Dans la section suppléments, l’éditeur nous propose tout d’abord un livre de 184 pages écrit par Marc Toullec et intitulé « John Ford, Monument Man : le réalisateur et ses westerns ». Richement illustré, ce gros bouquin retrace la carrière de John Ford dans le genre western, depuis l’ère du muet jusqu’à ses westerns des années 60. Marc Toullec aborde 21 films dans le détail, en les remettant dans leur contexte de production et en évoquant les scénarios ainsi que les acteurs, sans entrer dans l’analyse approfondie. On continuera sur la galette proprement dite, en se penchant tout d’abord sur le commentaire audio de Joseph McBride (hérité du Blu-ray édité par Kino Lorber aux États-Unis). L’auteur du pavé « À la recherche de John Ford » (Actes Sud, 2007) nous livre un commentaire très instructif : on y apprendra notamment que John Ford était passionné par la guerre de Sécession, et possédait près de 6000 livres sur le sujet. Il reviendra sur l’adaptation du livre de Harold Sinclair, sur personnage de Hannah Hunter, les parallèles avec les personnages réels, la photo signée William H. Clothier, etc. On apprendra également que John Ford prévoyait de réaliser un western en Italie, mais que le projet ne s’est finalement pas concrétisé.
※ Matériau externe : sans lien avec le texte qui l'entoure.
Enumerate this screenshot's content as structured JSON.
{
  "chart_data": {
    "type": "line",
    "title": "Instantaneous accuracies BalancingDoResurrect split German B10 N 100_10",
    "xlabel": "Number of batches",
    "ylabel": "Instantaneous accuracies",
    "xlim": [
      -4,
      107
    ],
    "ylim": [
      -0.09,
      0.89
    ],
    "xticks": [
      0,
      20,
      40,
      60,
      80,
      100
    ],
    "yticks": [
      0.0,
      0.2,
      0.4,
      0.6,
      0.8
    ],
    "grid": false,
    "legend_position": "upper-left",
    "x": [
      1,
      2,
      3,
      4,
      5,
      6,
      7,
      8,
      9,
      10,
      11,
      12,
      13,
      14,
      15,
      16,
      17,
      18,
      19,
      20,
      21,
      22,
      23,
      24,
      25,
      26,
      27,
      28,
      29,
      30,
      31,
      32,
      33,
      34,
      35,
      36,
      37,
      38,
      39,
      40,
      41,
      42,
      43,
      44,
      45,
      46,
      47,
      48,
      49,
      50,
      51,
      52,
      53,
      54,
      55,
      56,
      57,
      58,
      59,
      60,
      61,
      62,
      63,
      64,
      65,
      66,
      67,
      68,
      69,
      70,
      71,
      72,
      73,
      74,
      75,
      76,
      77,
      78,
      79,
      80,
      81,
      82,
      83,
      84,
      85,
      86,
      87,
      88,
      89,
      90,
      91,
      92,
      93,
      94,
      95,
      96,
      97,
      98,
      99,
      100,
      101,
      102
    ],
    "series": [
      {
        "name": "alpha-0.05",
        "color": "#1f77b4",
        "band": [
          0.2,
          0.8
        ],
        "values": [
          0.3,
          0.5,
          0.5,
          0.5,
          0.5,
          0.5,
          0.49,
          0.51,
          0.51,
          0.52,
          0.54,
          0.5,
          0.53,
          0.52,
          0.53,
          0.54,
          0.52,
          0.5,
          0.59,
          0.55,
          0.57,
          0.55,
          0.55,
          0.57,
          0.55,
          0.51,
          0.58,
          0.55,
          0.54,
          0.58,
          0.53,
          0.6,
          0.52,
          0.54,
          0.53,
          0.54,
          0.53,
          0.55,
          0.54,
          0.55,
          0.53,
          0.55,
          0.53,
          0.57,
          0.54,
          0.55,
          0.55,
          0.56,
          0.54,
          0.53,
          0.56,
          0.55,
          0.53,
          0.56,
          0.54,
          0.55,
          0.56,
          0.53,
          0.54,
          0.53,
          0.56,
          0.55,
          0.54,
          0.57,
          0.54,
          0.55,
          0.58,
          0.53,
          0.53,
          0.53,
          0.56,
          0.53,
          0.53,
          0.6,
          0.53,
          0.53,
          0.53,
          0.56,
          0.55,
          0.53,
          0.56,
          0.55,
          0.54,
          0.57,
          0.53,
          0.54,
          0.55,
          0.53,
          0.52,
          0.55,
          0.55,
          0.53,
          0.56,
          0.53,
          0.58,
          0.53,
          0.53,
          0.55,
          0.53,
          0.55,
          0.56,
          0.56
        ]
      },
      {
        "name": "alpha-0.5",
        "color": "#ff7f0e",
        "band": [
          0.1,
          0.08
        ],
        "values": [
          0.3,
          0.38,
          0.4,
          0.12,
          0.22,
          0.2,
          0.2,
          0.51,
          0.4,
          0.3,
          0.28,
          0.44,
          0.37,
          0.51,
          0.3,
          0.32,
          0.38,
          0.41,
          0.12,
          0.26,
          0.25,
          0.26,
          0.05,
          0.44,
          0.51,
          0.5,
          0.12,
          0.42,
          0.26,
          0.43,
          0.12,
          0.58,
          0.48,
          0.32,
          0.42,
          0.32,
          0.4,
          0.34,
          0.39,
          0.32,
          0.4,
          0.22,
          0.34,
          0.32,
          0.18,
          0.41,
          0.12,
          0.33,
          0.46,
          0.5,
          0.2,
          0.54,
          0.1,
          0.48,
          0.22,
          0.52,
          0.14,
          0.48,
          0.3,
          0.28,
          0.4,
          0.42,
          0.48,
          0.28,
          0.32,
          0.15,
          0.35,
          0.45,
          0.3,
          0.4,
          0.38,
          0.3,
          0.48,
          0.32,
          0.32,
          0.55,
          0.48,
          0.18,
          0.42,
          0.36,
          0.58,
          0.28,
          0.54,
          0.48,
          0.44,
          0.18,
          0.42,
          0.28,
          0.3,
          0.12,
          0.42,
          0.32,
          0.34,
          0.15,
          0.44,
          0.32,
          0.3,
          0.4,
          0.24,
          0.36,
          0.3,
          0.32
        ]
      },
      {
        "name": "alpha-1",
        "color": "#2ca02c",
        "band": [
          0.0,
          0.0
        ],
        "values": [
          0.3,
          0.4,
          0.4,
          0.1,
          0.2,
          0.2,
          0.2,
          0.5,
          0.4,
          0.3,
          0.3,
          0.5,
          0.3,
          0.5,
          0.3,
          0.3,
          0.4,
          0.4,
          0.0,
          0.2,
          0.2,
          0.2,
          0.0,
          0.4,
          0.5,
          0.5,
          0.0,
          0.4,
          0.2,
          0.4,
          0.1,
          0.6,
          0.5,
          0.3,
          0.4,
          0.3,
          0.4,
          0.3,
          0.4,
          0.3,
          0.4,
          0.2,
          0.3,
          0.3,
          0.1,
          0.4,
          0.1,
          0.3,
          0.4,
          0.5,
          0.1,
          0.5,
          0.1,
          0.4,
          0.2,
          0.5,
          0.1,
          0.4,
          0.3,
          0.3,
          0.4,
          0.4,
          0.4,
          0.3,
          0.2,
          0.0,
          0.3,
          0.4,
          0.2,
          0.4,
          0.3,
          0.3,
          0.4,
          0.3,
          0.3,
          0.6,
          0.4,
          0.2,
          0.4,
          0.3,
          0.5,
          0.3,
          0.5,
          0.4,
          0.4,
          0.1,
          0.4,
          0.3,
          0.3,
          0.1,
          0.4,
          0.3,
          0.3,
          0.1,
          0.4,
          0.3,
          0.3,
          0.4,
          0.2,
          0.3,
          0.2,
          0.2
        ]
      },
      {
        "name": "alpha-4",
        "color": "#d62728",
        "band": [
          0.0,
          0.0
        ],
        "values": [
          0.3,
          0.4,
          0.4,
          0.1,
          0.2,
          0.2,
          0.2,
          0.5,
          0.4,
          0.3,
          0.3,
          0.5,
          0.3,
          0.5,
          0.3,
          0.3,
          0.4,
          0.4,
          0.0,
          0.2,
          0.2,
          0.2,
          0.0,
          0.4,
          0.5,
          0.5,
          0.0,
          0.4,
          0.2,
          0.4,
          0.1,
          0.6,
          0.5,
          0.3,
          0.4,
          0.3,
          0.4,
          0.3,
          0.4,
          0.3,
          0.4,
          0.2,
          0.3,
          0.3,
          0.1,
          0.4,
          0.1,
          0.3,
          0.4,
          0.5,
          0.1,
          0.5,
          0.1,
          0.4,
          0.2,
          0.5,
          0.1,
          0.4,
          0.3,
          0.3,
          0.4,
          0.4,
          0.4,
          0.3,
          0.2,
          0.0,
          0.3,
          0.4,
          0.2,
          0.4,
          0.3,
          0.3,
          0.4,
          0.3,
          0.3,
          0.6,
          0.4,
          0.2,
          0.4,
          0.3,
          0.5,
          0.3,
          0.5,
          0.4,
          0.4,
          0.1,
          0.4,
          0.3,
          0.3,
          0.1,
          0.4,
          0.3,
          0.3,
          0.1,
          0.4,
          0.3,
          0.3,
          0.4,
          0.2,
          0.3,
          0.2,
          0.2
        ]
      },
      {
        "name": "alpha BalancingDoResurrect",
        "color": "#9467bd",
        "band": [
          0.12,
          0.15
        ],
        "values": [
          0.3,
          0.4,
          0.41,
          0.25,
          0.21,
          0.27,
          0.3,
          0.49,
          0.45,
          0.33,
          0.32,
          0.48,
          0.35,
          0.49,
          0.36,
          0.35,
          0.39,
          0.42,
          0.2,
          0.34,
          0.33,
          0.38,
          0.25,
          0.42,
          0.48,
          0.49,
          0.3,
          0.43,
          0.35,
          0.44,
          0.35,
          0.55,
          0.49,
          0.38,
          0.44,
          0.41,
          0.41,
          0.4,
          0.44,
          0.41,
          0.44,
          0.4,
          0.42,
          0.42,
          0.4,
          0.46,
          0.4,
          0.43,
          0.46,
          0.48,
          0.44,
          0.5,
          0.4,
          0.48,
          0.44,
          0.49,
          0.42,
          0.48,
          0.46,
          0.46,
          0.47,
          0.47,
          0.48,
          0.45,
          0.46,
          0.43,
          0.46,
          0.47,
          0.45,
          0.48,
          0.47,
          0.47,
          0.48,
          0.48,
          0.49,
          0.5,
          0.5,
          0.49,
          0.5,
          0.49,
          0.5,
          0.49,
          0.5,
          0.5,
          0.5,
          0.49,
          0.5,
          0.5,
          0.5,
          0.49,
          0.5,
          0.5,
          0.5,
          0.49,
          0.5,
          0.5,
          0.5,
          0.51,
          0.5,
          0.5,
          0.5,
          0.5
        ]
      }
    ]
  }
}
On continuera ensuite par une conversation entre Margaux Baralon et Emmanuel Raspiengeas (40 minutes). Journaliste cinéma, Margaux Baralon intervient régulièrement sur Europe 1 et FilmoTV, et Emmanuel Raspiengas écrit pour le magazine Positif. Sur le ton de la conversation badine, ils évoqueront le montage financier du film, le tournage, ou encore la mort accidentelle d’un cascadeur, qui va profondément affecter le cinéaste. Ils souligneront le fait que les héros du film font la guerre sans porter d’armes, mettront en évidence l’ébauche de comédie romantique non assumée, et évoqueront finalement la réception du film par la critique. On enchainera avec un entretien avec John Ford (29 minutes), extrait de l’émission « Cinéastes de notre temps » consacrée au cinéaste et diffusée en 1966. Cette interview permettra au cinéaste de revenir sur son parcours, de sa vie de cow-boy en Arizona à son arrivée à Hollywood, puis d’évoquer sa passion pour le western et sa façon de diriger les acteurs. Il reviendra également sur la grosse machinerie Hollywoodienne, et la façon dont il tournait ses films en gardant à l’esprit le fait que ceux-ci allaient s’exporter sur les marchés étrangers, et notamment en France. Outre la traditionnelle bande-annonce, on terminera le tour des bonus par un entretien avec William Holden (12 minutes), extrait d’un épisode de l’émission « Ciné Regards » diffusé en 1979. Il y évoquera son goût prononcé pour la moto et les voyages, et reviendra sur le fait qu’il recevait à l’époque de moins en moins de rôles intéressants.